As Alice ran down, Vivian Darnley awaited her outside the drawing-room door, and ran down with her, and put her into the carriage. He leaned for a moment on the window, and said —
“I hope you didn’t mind that nonsense Lady May was talking just now about Miss Grace Maubray. I assure you it is utter folly. I was awfully vexed; but you didn’t believe it?”
“I didn’t hear her say anything, at least seriously. Wasn’t she laughing? I’m in such trouble about that message! I am so longing to be at my journey’s end!”
He took her hand and pressed it, and the carriage drove away. And standing on the steps, and quite forgetting the footman close behind him, he watched it as it drove rapidly southward, until it was quite out of sight, and then with a great sigh and “God for ever bless you!”— uttered not above his breath — he turned about, and saw those powdered and liveried effigies, and walked up with his head rather high to the drawing-room, where he found Lady May.

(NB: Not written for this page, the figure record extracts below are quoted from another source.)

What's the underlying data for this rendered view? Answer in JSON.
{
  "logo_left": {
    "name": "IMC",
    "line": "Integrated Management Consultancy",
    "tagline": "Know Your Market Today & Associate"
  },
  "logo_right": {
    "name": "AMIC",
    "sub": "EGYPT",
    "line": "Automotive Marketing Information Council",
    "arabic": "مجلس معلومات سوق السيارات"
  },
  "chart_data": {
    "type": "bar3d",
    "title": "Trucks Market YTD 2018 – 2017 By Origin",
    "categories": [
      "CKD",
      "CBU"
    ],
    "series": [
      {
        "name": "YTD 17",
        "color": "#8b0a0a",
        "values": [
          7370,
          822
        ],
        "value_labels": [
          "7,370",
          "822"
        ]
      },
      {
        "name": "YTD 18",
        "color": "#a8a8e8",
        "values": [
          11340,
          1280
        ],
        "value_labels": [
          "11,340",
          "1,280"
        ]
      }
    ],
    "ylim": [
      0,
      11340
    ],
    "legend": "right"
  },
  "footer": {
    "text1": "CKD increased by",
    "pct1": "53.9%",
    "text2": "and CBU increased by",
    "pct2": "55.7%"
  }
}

“I sha’n’t go to the opera to-night; it is out of the question,” said she. “But you shall. You go to my box, you know; Jephson will put you in there.”
It was plain that the good-natured soul was unhappy about Alice, and, Richard Arden having departed, wished to be alone. So Vivian took his leave, and went away — but not to the opera — and sauntered for an hour, instead, in a melancholy romance up and down the terrace, till the moon rose and silvered the trees in the park.